To find the inclination of the arrow with the horizontal, we can use the information given: time of flight (T) is 5 seconds and horizontal range (R) is 200 meters. We will use the equations of projectile motion to derive the angle of projection (θ). ### Step-by-Step Solution: 1. **Understand the relationship between time of flight, horizontal range, and initial velocity:** The horizontal range (R) of a projectile is given by the formula: \[ R = V \cdot \cos(\theta) \cdot T \] where \(V\) is the initial velocity, \(\theta\) is the angle of projection, and \(T\) is the time of flight. 2. **Substitute the known values into the range formula:** Given \(R = 200 \, \text{m}\) and \(T = 5 \, \text{s}\), we can write: \[ 200 = V \cdot \cos(\theta) \cdot 5 \] Simplifying this gives: \[ V \cdot \cos(\theta) = \frac{200}{5} = 40 \, \text{m/s} \] 3. **Use the time of flight to find the vertical component of the initial velocity:** The time of flight is also related to the vertical component of the initial velocity (\(V \cdot \sin(\theta)\)) by the formula: \[ T = \frac{2V \cdot \sin(\theta)}{g} \] where \(g\) is the acceleration due to gravity (approximately \(9.81 \, \text{m/s}^2\)).

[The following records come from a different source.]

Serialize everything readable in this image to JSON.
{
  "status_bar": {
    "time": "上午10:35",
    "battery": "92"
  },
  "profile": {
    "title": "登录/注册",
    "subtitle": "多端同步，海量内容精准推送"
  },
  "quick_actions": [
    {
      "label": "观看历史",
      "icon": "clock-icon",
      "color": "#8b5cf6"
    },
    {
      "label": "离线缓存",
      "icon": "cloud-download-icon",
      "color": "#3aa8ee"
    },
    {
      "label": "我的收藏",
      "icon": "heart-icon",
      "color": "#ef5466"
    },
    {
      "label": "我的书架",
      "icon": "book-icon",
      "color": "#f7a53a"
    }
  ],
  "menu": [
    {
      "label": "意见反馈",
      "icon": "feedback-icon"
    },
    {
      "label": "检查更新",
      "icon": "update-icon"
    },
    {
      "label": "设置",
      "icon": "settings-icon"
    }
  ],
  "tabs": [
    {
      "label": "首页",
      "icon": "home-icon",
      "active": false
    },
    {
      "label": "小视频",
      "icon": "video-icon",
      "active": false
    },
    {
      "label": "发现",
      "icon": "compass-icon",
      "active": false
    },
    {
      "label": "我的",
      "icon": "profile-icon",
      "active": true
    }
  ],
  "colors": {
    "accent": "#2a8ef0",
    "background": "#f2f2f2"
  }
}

Rearranging gives: \[ V \cdot \sin(\theta) = \frac{g \cdot T}{2} = \frac{9.81 \cdot 5}{2} = 24.525 \, \text{m/s} \] 4. **Now we have two equations:** From step 2: \[ V \cdot \cos(\theta) = 40 \, \text{m/s} \quad (1) \] From step 3: \[ V \cdot \sin(\theta) = 24.525 \, \text{m/s} \quad (2) \] 5. **Divide equation (2) by equation (1) to find \(\tan(\theta)\):** \[ \frac{V \cdot \sin(\theta)}{V \cdot \cos(\theta)} = \frac{24.525}{40} \] This simplifies to: \[ \tan(\theta) = \frac{24.525}{40} = 0.613125 \] 6. **Find the angle \(\theta\):** To find \(\theta\), take the arctangent: \[ \theta = \tan^{-1}(0.613125) \] Using a calculator, we find: \[ \theta \approx 31.0^\circ \] ### Final Answer: The inclination of the arrow with the horizontal is approximately \(31.0^\circ\).